The White House defined zero trust as an architecture that “requires continuous verification of the operational picture via real-time information” in the order, meaning establishing IT systems that both monitor user behavior on networks and segment access in an effort to mitigate potential cyber attacks.

NSA’s model delineates zero trust into seven pillars: user, devices, applications & workloads, data, network & environment, automation & orchestration and visibility & analytics.

Within the user pillar, the information sheet details the capabilities needed for zero trust, including identity management, credential management, access management, federation to ensure system interoperability and governance around continuous improvement.  

The report goes through capabilities and maturity levels for identity, credential and access management, as well as identity federation, in what it says is a maturation of existing ICAM architecture for federal agencies in line with the zero trust model.
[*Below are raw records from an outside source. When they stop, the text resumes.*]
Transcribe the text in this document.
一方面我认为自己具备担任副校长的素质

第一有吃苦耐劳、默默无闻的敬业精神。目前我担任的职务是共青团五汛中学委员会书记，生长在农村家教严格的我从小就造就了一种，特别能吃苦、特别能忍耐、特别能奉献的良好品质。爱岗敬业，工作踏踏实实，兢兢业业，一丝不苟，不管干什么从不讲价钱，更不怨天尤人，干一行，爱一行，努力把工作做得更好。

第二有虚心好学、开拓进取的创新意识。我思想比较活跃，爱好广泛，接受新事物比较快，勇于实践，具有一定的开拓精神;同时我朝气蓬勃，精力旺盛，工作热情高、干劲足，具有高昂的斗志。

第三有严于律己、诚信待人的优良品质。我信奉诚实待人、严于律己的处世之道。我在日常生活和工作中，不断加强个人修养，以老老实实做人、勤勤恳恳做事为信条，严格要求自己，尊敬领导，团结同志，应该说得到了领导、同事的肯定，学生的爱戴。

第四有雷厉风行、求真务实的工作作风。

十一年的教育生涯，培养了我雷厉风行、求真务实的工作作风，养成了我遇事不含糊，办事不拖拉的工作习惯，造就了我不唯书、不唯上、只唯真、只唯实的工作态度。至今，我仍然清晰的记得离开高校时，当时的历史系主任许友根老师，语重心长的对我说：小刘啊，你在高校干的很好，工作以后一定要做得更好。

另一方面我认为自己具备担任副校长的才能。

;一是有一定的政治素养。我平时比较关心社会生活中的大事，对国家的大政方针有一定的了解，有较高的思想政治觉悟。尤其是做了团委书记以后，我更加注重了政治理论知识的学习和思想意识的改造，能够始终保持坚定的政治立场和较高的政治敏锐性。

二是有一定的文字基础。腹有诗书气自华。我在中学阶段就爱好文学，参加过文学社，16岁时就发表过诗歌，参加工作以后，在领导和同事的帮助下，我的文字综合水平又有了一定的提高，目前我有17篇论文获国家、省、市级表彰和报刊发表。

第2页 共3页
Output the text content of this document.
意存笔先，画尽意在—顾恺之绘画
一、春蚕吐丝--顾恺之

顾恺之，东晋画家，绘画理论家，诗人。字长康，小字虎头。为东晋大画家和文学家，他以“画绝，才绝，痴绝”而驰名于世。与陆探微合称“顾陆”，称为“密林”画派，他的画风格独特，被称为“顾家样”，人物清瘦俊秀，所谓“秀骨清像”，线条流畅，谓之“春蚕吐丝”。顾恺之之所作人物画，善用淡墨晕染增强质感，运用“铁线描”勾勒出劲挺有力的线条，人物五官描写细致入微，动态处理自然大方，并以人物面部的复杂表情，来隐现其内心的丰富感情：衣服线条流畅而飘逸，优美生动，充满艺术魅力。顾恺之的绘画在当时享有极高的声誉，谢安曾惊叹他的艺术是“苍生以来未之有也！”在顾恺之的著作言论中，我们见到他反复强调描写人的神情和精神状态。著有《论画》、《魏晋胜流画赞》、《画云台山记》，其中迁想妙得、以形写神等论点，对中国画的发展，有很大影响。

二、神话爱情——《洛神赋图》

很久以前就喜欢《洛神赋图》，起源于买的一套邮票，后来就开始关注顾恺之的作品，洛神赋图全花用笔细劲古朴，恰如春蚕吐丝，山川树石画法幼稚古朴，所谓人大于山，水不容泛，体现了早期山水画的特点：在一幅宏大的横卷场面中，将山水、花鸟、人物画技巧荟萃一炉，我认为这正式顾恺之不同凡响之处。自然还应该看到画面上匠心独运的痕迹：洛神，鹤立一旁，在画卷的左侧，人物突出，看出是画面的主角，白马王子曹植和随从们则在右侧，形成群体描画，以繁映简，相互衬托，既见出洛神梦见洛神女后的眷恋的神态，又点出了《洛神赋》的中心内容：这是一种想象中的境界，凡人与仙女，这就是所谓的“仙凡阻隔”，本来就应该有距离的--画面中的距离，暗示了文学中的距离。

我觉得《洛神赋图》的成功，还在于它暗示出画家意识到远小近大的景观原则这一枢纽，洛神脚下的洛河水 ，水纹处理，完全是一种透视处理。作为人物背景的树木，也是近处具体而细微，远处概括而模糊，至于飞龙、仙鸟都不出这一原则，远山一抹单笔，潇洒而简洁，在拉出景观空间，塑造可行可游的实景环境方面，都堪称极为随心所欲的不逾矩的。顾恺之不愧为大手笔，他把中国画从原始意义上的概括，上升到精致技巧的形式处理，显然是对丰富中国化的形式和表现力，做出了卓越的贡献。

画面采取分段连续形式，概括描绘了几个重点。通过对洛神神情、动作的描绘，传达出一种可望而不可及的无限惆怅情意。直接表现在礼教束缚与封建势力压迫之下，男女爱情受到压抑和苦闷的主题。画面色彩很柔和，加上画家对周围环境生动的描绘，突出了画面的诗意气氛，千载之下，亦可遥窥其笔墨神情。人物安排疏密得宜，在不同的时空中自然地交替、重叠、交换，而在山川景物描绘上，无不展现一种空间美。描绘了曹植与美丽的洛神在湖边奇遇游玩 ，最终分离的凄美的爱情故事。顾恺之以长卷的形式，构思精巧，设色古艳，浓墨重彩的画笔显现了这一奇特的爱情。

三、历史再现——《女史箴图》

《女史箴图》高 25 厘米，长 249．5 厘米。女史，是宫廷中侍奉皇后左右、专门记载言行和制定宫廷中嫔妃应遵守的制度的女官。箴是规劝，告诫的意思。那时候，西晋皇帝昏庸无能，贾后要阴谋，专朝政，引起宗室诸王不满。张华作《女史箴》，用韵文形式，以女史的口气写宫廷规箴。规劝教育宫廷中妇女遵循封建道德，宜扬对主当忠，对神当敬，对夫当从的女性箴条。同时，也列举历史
The new information sheet points to recent breaches and cyber attacks done by exploiting weaknesses in identity and access controls. In 2021, the Colonial Pipeline ransomware attack was perpetrated via a compromised password for a virtual private network that didn’t have multi-factor authentication in place. The 2015 data breach of personnel records at the Office of Personnel Management occurred via compromised credentials. 

“Malicious cyber actors increasingly exploit gaps and immature capabilities in the identity, credential, and access management of our nation’s most critical systems,” said Kevin Bingham, NSA’s zero trust lead said in a statement. “Our report provides recommendations that will help system operators strengthen identity protections to limit the damage of future compromises.”

NSA is also planning to release more information sheets meant to “help organize, guide and simplify incorporating zero trust principles and designs into enterprise networks,” according to the new cybersecurity information sheet.